I work from home, and I just switch machines. I also have cut off times for when I am allowed to do personal things vs work.
The more you mix play and work, the worse both end up being.
moooo99|4 years ago
This! Especially with Thunderbolt being widely available n high end machines, switching between computers is easier than it ever was. I have a work Windows machine and a personal Macbook. Switching from work to personal system is a matter of unplugging and changing a single cable.
astockwell|4 years ago
rand49an|4 years ago
Where I work we managed to ship thousands of laptops to students homes from the manufacturers during lockdown and but still ensured that they had the correct E-Safety software and configurations on them when they turned them on for the first time.
GekkePrutser|4 years ago
On iOS however, it can't. iOS won't let itself activate without internet.
Terretta|4 years ago
jjav|4 years ago
How would that work?
varispeed|4 years ago
It's not being talked about much, but since companies are okay paying landlords billions, they seem to be shy to pay their employees for use of their homes as offices.
Sebb767|4 years ago
Do you charge your company for your commute to the office?
I can see where you are coming from, but charging the company for office space in your home is a bit over the top IMO - paying for the setup should be sufficient. Additionally, working from home comes with time and money savings for you (unless your answered "yes" to the question above), so it's not like they're using your space with only disadvantages to you. Lastly, renting out the space in your office might come with further drawbacks, as the company could demand more control of the space it is paying for.
underbluewaters|4 years ago
I can weather this as a temporary pandemic measure but for some of my early-career colleagues it's a very serious burden.
falcolas|4 years ago
dorian-graph|4 years ago
I too disagree, and aside from that, it's such a defeatist attitude.
robtherobber|4 years ago
It's sensible to separate the two in principle, but the arguments forwarded by the author seem to ignore the actual substance of the issue here: that people ar not machines that can genuinely do "work" and "play" separately and that employers should not have that sort of power in the first place.

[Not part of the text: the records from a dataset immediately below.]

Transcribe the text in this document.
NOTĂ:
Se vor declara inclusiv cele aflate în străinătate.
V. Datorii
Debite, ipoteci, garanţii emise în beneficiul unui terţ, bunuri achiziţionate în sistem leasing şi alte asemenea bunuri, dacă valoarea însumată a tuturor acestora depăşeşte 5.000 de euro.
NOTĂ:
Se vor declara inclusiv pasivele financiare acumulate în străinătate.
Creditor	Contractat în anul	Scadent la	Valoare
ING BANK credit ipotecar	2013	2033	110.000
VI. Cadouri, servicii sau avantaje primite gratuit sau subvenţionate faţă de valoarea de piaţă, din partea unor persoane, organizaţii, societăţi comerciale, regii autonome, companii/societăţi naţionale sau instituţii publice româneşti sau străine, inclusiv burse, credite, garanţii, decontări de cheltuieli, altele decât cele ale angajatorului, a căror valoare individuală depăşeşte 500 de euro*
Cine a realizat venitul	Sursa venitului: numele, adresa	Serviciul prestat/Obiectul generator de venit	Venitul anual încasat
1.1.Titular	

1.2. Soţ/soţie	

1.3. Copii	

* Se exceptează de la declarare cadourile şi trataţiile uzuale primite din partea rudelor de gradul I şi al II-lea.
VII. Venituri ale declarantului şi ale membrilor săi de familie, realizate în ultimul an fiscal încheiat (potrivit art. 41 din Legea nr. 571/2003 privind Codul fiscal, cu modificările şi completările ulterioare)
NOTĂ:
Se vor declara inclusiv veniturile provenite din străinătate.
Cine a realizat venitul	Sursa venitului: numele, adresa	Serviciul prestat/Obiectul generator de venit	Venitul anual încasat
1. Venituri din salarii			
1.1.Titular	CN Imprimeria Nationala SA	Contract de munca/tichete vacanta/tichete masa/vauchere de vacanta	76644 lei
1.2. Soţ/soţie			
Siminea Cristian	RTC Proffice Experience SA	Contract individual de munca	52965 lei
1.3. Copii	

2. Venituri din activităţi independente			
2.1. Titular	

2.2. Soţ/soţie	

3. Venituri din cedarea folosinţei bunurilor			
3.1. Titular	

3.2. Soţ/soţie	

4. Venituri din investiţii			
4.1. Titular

The world we should strive to build is not one where security issues are entirely removed from the equation or where employees become perfectly aligned with their employer's business needs, but one where most individuals of the society lead healthy, fulfilling, meaningful lives.
As such, it's not the employees that should remove their humanity from teh workplace, it's the workplace - the employer - that should be take (many) steps back and allow people to be people.